Professor Paul Grabowsky

Professor Paul Grabowsky

Australian jazz legend and Monash academic Professor Paul Grabowsky AO has received two prestigious music awards for his sextet album The Bitter Suite.

The five time ARIA award winner Professor Grabowsky, is the Executive Director of Monash University Academy of Performing Arts. Professor Grabowsky has won an ARIA Fine Arts Award for Best Jazz Album and the Australian Independent Music Award for Best Independent Jazz Album. 

The Bitter Suite (ABC Jazz/UMA) was recorded in 2012 by Professor Grabowsky on piano and comprises eight original pieces plus one by the Russian composer Alexander Scriabin.

Professor Grabowsky said the pieces were not exactly easy, with “some strange metrical things on top of strange harmonic things”.

“It is supposed to be fun to play, and fun to listen to,” he said. “I think of the pieces as self-portraits in which special figures in my life, both living and long gone, are hovering in the background.”

Professor Grabowsky received the ARIA Fine Arts award alongside an impressive cast of musicians and artists who won in other categories, including Joseph Tawadros, Lior and Geoffrey Gurrumul Yunupingu. 

Head of the Sir Zelman Cowen School of Music, Associate Professor Rob Burke, congratulated Professor Grabowsky on his success.  

“Paul’s contribution to the School of Music over the past two years has furthered our status as a forward-thinking and progressive music institution on both the national and international stage,” Associate Professor Burke said. 

“We commend him on his continued contributions and support."

Professor Grabowsky adds these awards to his remarkable collection of 2014 awards, including an APRA (Australasian Performing Rights Association) and Australian Jazz Bell Award.

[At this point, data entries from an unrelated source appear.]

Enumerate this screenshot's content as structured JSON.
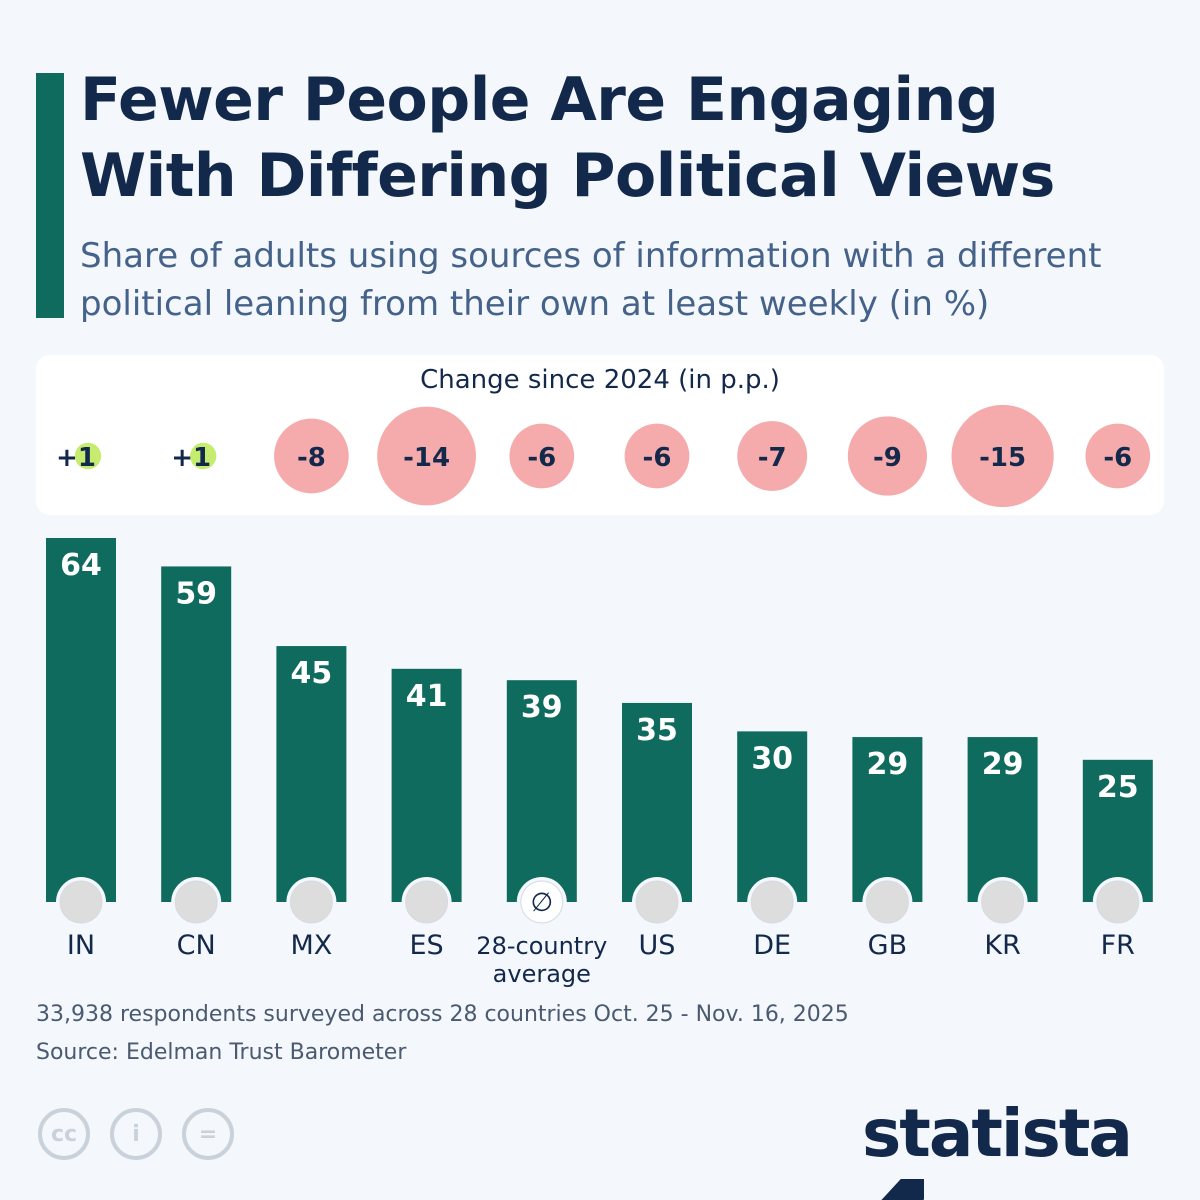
{
  "header": {
    "title_line1": "Fewer People Are Engaging",
    "title_line2": "With Differing Political Views",
    "subtitle": "Share of adults using sources of information with a different political leaning from their own at least weekly (in %)"
  },
  "chart_data": {
    "type": "bar",
    "categories": [
      "IN",
      "CN",
      "MX",
      "ES",
      "28-country average",
      "US",
      "DE",
      "GB",
      "KR",
      "FR"
    ],
    "values": [
      64,
      59,
      45,
      41,
      39,
      35,
      30,
      29,
      29,
      25
    ],
    "change_title": "Change since 2024 (in p.p.)",
    "change": [
      1,
      1,
      -8,
      -14,
      -6,
      -6,
      -7,
      -9,
      -15,
      -6
    ],
    "change_labels": [
      "+1",
      "+1",
      "-8",
      "-14",
      "-6",
      "-6",
      "-7",
      "-9",
      "-15",
      "-6"
    ],
    "ylim": [
      0,
      64
    ],
    "colors": {
      "bar": "#0f6b5e",
      "positive": "#c6ec6f",
      "negative": "#f5abac",
      "text": "#13294b"
    }
  },
  "footer": {
    "note": "33,938 respondents surveyed across 28 countries Oct. 25 - Nov. 16, 2025",
    "source": "Source: Edelman Trust Barometer",
    "brand": "statista"
  }
}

Also nominated for the ARIA Fine Art Award for Best Jazz Album was The Monash Sessions: Vince Jones (Jazzhead), a collaboration of staff and students from the Sir Zelman Cowen School of Music, as well as The Hunters & Pointers (Which Way Music/Fuse Group) by faculty member Professor Tony Gould with Graeme Lyall, John Hoffman, and sessional teachers Ben Robertson and Tony Floyd.